Erkenntnisse nach 15 Jahren Forschung relativiert

In einer «Zwischenbilanz nach 15 Jahren Waldschadenforschung» relativierte 1998 auch die Forschungsanstalt WSL die früheren Warnungen mit folgenden zusammenfassenden Worten: «Schadstoffeinträge stellen ein Langzeitrisiko für den Schweizer Wald dar; es gibt aber keine Anzeigen dafür, dass er in seiner Existenz unmittelbar bedroht wäre.»

Gleichzeitig stufte dieser WSL-Bericht die Aussagekraft der von der WSL seit 1985 jährlich veröffentlichten Resultate der Sanasilva-Inventare herab: «Die Kronenverlichtung (Ergänzung hpg.: bereits ab 25%) ist nur beschränkt als Indikator für die Vitalität der Bäume geeignet (…) Was die beobachtete Zunahme der Kronenverlichtung bedeutet, ist deshalb schwierig zu beurteilen. Möglicherweise ist diese Zunahme ein Zeichen von zunehmendem Stress.»
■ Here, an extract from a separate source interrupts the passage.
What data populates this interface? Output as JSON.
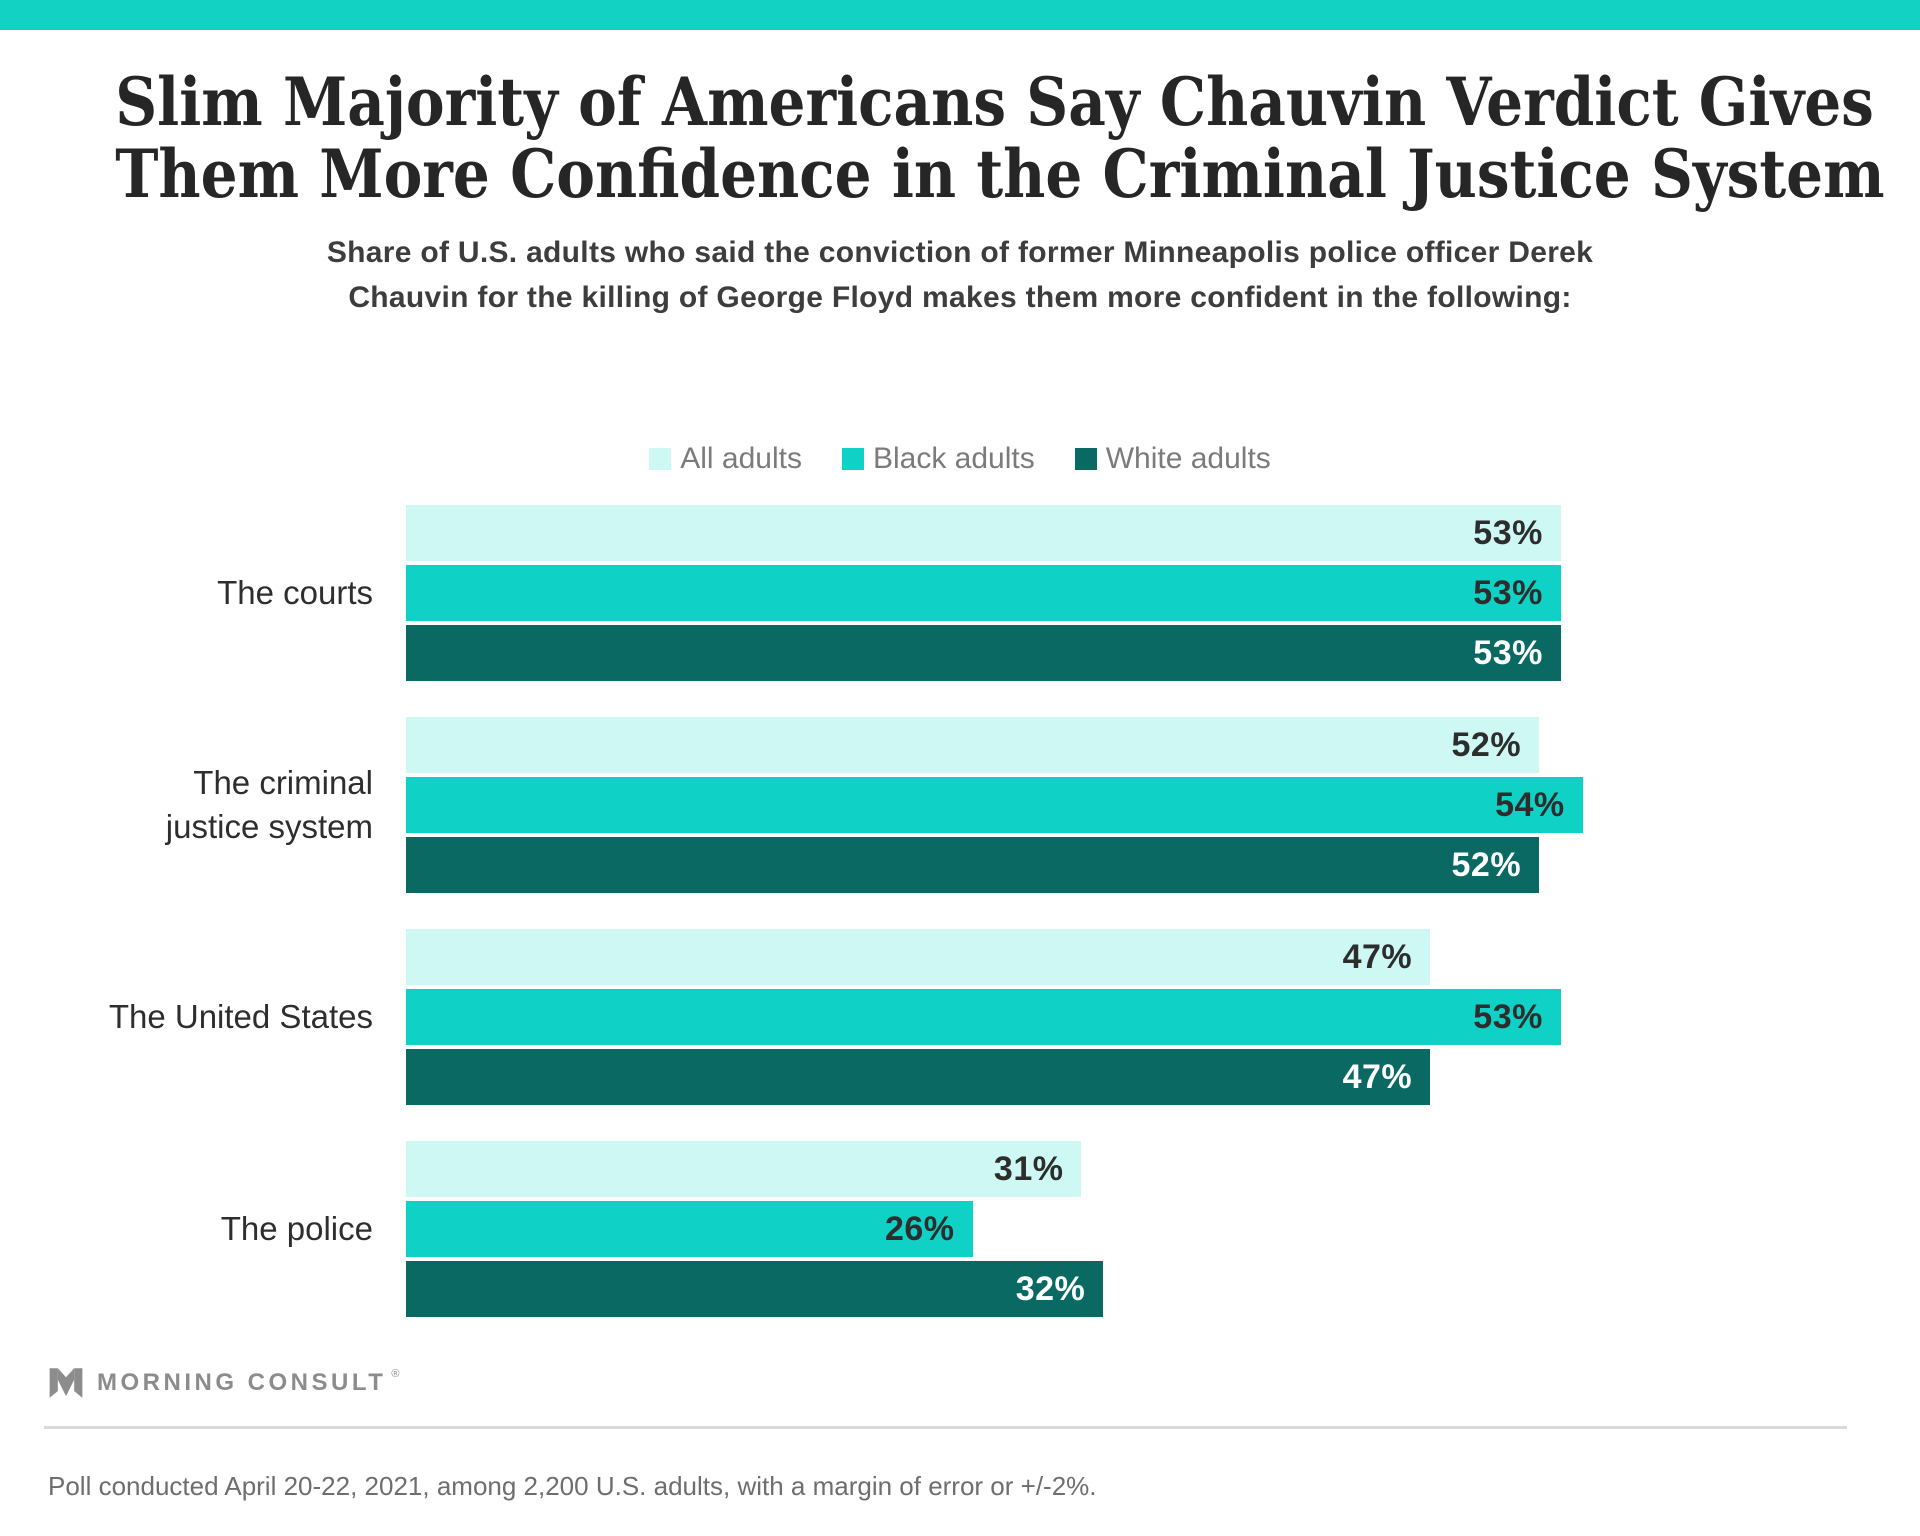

Am indirekten Risiko, das die Luftverschmutzung darstellt, hielt die WSL hingegen fest: «Das von Luftschadstoffen ausgehende Langzeitrisiko besteht darin, dass Säure- und Stickstoffeinträge zu Bodenversauerung, Nährstoffauswaschung und Nährstoff-Ungleichgewichten führen.» Einen Zusammenhang zwischen zu hohem Stickstoffeintrag in die Böden, daraus resultierendem Phosphormangel und starker Verlichtung (über 60%) der Baumkronen bestätigen auch neuere Forschungsergebnisse.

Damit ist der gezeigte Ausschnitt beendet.